Hommage au dernier tailleur de limes d'Arnay
La carte postale ci-dessus, qui représentait Pierre RENAUDIN, avait pour légende : Le dernier tailleur de limes à la main - 2007. Onze ans après, le 6 juillet, cet homme de bien passionné par l’histoire de sa ville nous quittait.
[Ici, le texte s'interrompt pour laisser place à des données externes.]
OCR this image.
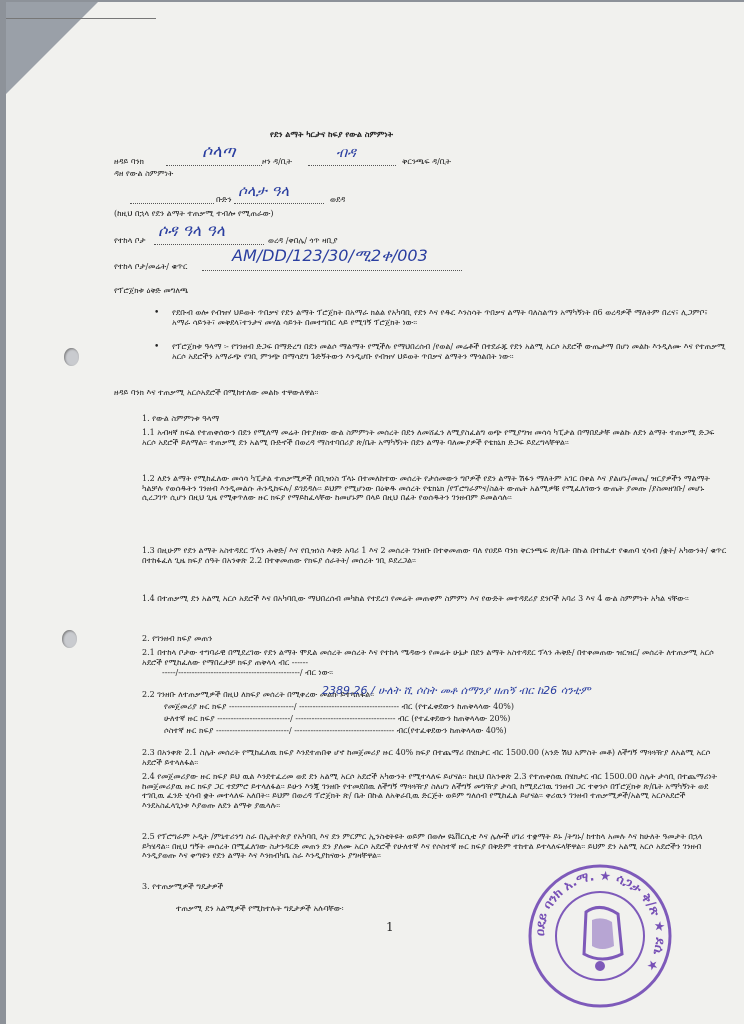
የደን ልማት ካርታና ከፍያ የውል ስምምነት
ዘዳይ ባንክ	ሶላጣ	ዞን ዳ/ቢት
ብዳ
ቅርንጫፍ ዳ/ቢት
ዳዘ የውል ስምምነት
ቡድን ሶላታ ዓላ	ወደዳ
(ከዚህ በኋላ የደን ልማት ተጠቃሚ ተብሎ የሚጠራው)
የተከላ ቦታ
ሶዳ ዓላ ዓላ
ወረዳ /ቀበሌ/ ጎጥ ዛቢያ
የተከላ ቦታ/መሬት/ ቁጥር
AM/DD/123/30/ሚ2ቀ/003
የፕሮጀክቱ ዕቅድ መግለጫ
• የደቡብ ወሎ የብዝሃ ህይወት ጥበቃና የደን ልማት ፕሮጀክት በአማራ ክልል የአካባቢ የደን እና የዱር እንስሳት ጥበቃና ልማት ባለስልጣን አማካኝነት በ6 ወረዳዎች ማለትም በረና፣ ሊጋምቦ፣ አማራ ሳይንት፣ መቅደላ፣ተንታና መሃል ሳይንት በመተግበር ላይ የሚገኝ ፕሮጀክት ነው፡፡
• የፕሮጀክቱ ዓላማ ፡- የገንዘብ ድጋፍ በማድረግ በደን መልሶ ማልማት የሚችሉ የማህበረሰብ /የወል/ መሬቶች በተደራጁ የደን አልሚ አርሶ አደሮች ውጤታማ በሆነ መልኩ እንዲለሙ እና የተጠቃሚ አርሶ አደሮችን አማራጭ የገቢ ምንጭ በማሳደግ ጉድኝትውን እንዲሆቡ የብዝሃ ህይወት ጥበቃና ልማትን ማጎልበት ነው፡፡
ዘዳይ ባንክ እና ተጠቃሚ አርሶአደሮች በሚከተለው መልኩ ተዋውለዋል፡፡
1. የውል ስምምነቱ ዓላማ
1.1 አብዛኛ ክፍል የተጠቀሰውን በደን የሚለማ መሬት በተያዘው ውል ስምምነት መሰረት በደን ለመሸፈን ለሚያስፈልግ ወጭ የሚያግዝ መሳሳ ካፒታል በማበደታቸ መልኩ ለደን ልማት ተጠቃሚ ድጋፍ አርሶ አደሮች ይለማል፡፡ ተጠቃሚ ደን አልሚ ቡድኖች በወረዳ ማስተባበሪያ ጽ/ቤት አማካኝነት በደን ልማት ባለሙያዎች የቴክኒክ ድጋፍ ይደረግላቸዋል፡፡
1.2 ለደን ልማት የሚከፈለው መሳሳ ካፒታል ተጠቃሚዎች በቢዝነስ ፕላኑ በተመለከተው መሰረት የታሰመውን ግቦዎች የደን ልማት ሽፋን ማለትም አገር በቀል እና ያልሆኑ/መጤ/ ዝርያዎችን ማልማት ካልቻሉ የወሰዱትን ገንዘብ እንዲመልሱ ሕንዲከፍሉ/ ይገደዳሉ፡፡ ይህም የሚሆነው በዕቅዱ መሰረት የቴክኒክ /የፕሮግራምና/ስልት ውጤት አልሚዎቹ የሚፈለገውን ውጤት ያመጡ /ያስመዘገቡ/ መሆኑ ሲረጋገጥ ሲሆን በዚህ ጊዜ የሚቀጥለው ዙር ክፍያ የማይከፈላቸው ከመሆኑም በላይ በዚህ በፊት የወሰዱትን ገንዘብም ይመልሳሉ፡፡
1.3 በዚሁም የደን ልማት አስተዳደር ፕላን ሕቅድ/ እና የቢዝነስ እቅድ አባሪ 1 እና 2 መሰረት ገንዘቡ በተቀመጠው ባለ የዐደይ ባንክ ቅርንጫፍ ጽ/ቤት በኩል በተከፈተ የቁጠባ ሂሳብ /ቋት/ አካውንት/ ቁጥር በተከፋፈለ ጊዜ ክፍያ ሰዓት በአንቀጽ 2.2 በተቀመጠው የክፍያ ሰራትት/ መሰረት ገቢ ይደረጋል፡፡
1.4 በተጠቃሚ ደን አልሚ አርሶ አደሮች እና በአካባቢው ማህበረሰብ መካከል የተደረገ የመሬት መጠቀም ስምምነ እና የውድት መተዳደሪያ ደንቦች አባሪ 3 እና 4 ውል ስምምነት አካል ናቸው፡፡
2. የገንዘብ ክፍያ መጠን
2.1 በተከላ ቦታው ተግባራዊ በሚደረገው የደን ልማት ሞዴል መሰረት መሰረት እና የተከላ ሜዳውን የመሬት ሁኔታ በደን ልማት አስተዳደር ፕላን ሕቅድ/ በተቀመጠው ዝርዝር/ መሰረት ለተጠቃሚ አርሶ አደሮች የሚከፈለው የማበረታቻ ክፍያ ጠቅላላ ብር ------
-----/---------------------------------------------/ ብር ነው፡፡
2.2 ገንዘቡ ለተጠቃሚዎች በዚህ ለክፍያ መሰረት በሚቀረው መልኩ ይተላለፋል፡፡
2389.26 / ሁለት ሺ ሶስት መቶ ሰማንያ ዘጠኝ ብር ከ26 ሳንቲም
የመጀመሪያ ዙር ክፍያ ------------------------/ ------------------------------------- ብር (የተፈቀደውን ከጠቅላላው 40%)
ሁለተኛ ዙር ክፍያ ---------------------------/ ------------------------------------- ብር (የተፈቀደውን ከጠቅላላው 20%)
ሶስተኛ ዙር ክፍያ ---------------------------/ ------------------------------------- ብር(የተፈቀደውን ከጠቅላላው 40%)
2.3 በአንቀጽ 2.1 ስሌት መሰረት የሚከፈለዉ ክፍያ እንደተጠበቀ ሆኖ ከመጀመሪያ ዙር 40% ክፍያ በተጨማሪ በሄክታር ብር 1500.00 (አንድ ሽህ አምስት መቶ) ለችግኝ ማጓጓዥያ ለአልሚ አርሶ አደሮች ይተላለፋል፡፡
2.4 የመጀመሪያው ዙር ክፍያ ይህ ዉል እንደተፈረመ ወደ ደን አልሚ አርሶ አደሮች አካውንት የሚተላለፍ ይሆናል፡፡ ከዚህ በአንቀጽ 2.3 የተጠቀሰዉ በሄክታር ብር 1500.00 ስሌት ታሳቢ በተጨማሪነት ከመጀመሪያዉ ዙር ክፍያ ጋር ተደምሮ ይተላለፋል፡፡ ይሁን እንጂ ገንዘቡ የተመደበዉ ለችግኝ ማጓጓዥያ ስለሆነ ለችግኝ መግዥያ ታሳቢ ከሚደረገዉ ገንዘብ ጋር ተቀንሶ በፕሮጀክቱ ጽ/ቤት አማካኝነት ወደ ተገቢዉ ፈንድ ሂሳብ ቋት መተላለፍ አለበት፡፡ ይህም በወረዳ ፕሮጀክት ጽ/ ቤት በኩል ለአቅራቢዉ ድርጅት ወይም ግለሰብ የሚከፈል ይሆናል፡፡ ቀሪዉን ገንዘብ ተጠቃሚዎች/አልሚ አርሶአደሮች እንደአስፈላጊነቱ እያወጡ ለደን ልማቱ ያዉላሉ፡፡
2.5 የፕሮግራም ኦዲት /ምኒተሪንግ ስራ በኢትዮጵያ የአካባቢ እና ደን ምርምር ኢንስቲትዩት ወይም በወሎ ዩኒቨርሲቲ እና ሌሎች ሀገሪ ተቋማት ይኑ /ትግኑ/ ከተከላ አመሉ እና ከሁለት ዓመታት በኋላ ይካሄዳል፡፡ በዚህ ግኝት መሰረት በሚፈለገው ስታንዳርድ መጠን ደን ያለሙ አርሶ አደሮች የሁለተኛ እና የሶስተኛ ዙር ክፍያ በቅድም ተከተል ይተላለፍላቸዋል፡፡ ይህም ደን አልሚ አርሶ አደሮችን ገንዘብ እንዲያወጡ እና ቀጣዩን የደን ልማት እና እንክብካቤ ስራ እንዲያከናውኑ ያግዛቸዋል፡፡
3. የተጠቃሚዎች ግዴታዎች
ተጠቃሚ ደን አልሚዎች የሚከተሉት ግዴታዎች አሉባቸው፡
1	ዐደይ ባንክ አ.ማ. ★ ሳጋታ ቅ/ጽ ★ ደሴ ★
Il y a peu de mois encore, il fréquentait nos archives départementales, où ses compétences d’ancien inspecteur des contributions indirectes lui rendaient aisées les recherches sur les propriétés bâties et leurs habitants.
Ses nombreuses études ont porté sur les apothicaires de 1500 à 2006, sur les auberges et cafés du XIXème et du
début du XXème siècle, sur les habitations de la place Bonaventure des Périers (maisons LOYDREAU, MICHOT, BOURGOGNE, café de la Place et café du Nord), de la rue César-Lavirotte (maison LAVIROTTE), et de la place du Craquelin (Le Salon de coiffure du Logis des Trois Roys). Il allait terminer l’histoire de la maison abritant aujourd’hui l’hôtel-restaurant Chez Camille et des habitations détruites en 1943, place Edouard-Herriot, pour permettre le passage de vedettes allemandes. Il se passionna aussi pour l’histoire de la manufacture de limes, râpes & outils (PROUTAT, MICHOT et THOMERET, puis THOMERET et CREUSVAUX, et enfin THOMERET) qui fit vivre tant d’Arnétois entre 1845 et 1956 : Pierre consacra 12 brochures traitant des techniques de fabrication des limes ou de l’usine arnétoise, car la limerie fut, durant trois générations, une histoire de famille chez les RENAUDIN:
Son grand-père Léonce-Alexandre (1850-1920), natif des Vosges, fut d’abord forgeron de limes aux forges de son village, puis fut embauché comme ouvrier à la limerie d’Arnay en 1873. C’est en 1903 qu’il s’installa à son compte au faubourg St-Jacques, comme fabricant et retailleur de limes. Son père Albert (1900-1973) signa en 1928 avec M.PROUTAT un contrat de 10 ans de chef de fabrication. Il créa en 1942, dans sa maison du 15 rue Saulnier, sa propre entreprise de fabricant et retailleur de limes et râpes, qui perdura jusqu’en 1960.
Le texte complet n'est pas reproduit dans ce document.